To determine the amount of sodium hydroxide (NaOH) and acetic acid needed to find the solubility of sodium acetate, you need to use stoichiometry and the balanced chemical equation for the reaction between these compounds.
The balanced chemical equation for the reaction between acetic acid (CH3COOH) and sodium hydroxide (NaOH) to form sodium acetate (CH3COONa) and water (H2O) is:
CH3COOH + NaOH → CH3COONa + H2O
From the balanced equation, you can see that the stoichiometric ratio between acetic acid and sodium hydroxide is 1:1. This means that for every 1 mole of NaOH, you need 1 mole of acetic acid to react completely.
In your case, you have 0.100 mol of NaOH, so you would also need 0.100 mol of acetic acid to react completely with it. However, you have 0.837 mol of acetic acid, which is in excess.
To determine the amount of sodium acetate that will precipitate, you need to calculate the limiting reactant.
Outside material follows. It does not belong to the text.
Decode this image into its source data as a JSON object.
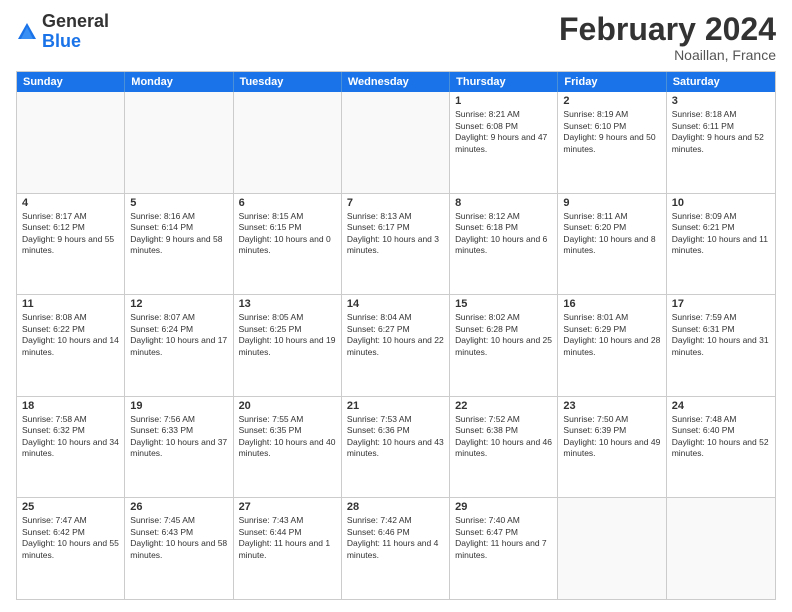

In this case, the limiting reactant is sodium hydroxide because it is present in a smaller amount.
To find the solubility of sodium acetate, you will need to heat up the solution of acetic acid and sodium hydroxide mixture until a precipitate forms. The precipitate will be sodium acetate, which can then be weighed to determine its mass.
To calculate the mass of sodium acetate that will precipitate, you first need to find the number of moles of sodium acetate formed. Since the stoichiometric ratio between sodium hydroxide and sodium acetate is also 1:1, the number of moles of sodium acetate will be the same as the number of moles of sodium hydroxide used.
So, the mass of sodium acetate that will precipitate can be calculated using the formula:
mass (sodium acetate) = moles (sodium hydroxide) x molar mass (sodium acetate)
Finally, to find the solubility of sodium acetate, you can divide the mass of sodium acetate that will precipitate by the volume of the solution.
solubility = mass (sodium acetate) / volume (solution)
Remember to convert the volume of the solution to the same units as the mass of sodium acetate.
Keep in mind that this explanation assumes ideal conditions and complete reaction. In practice, the solubility might be slightly different due to factors such as temperature, pressure, impurities, and other variables.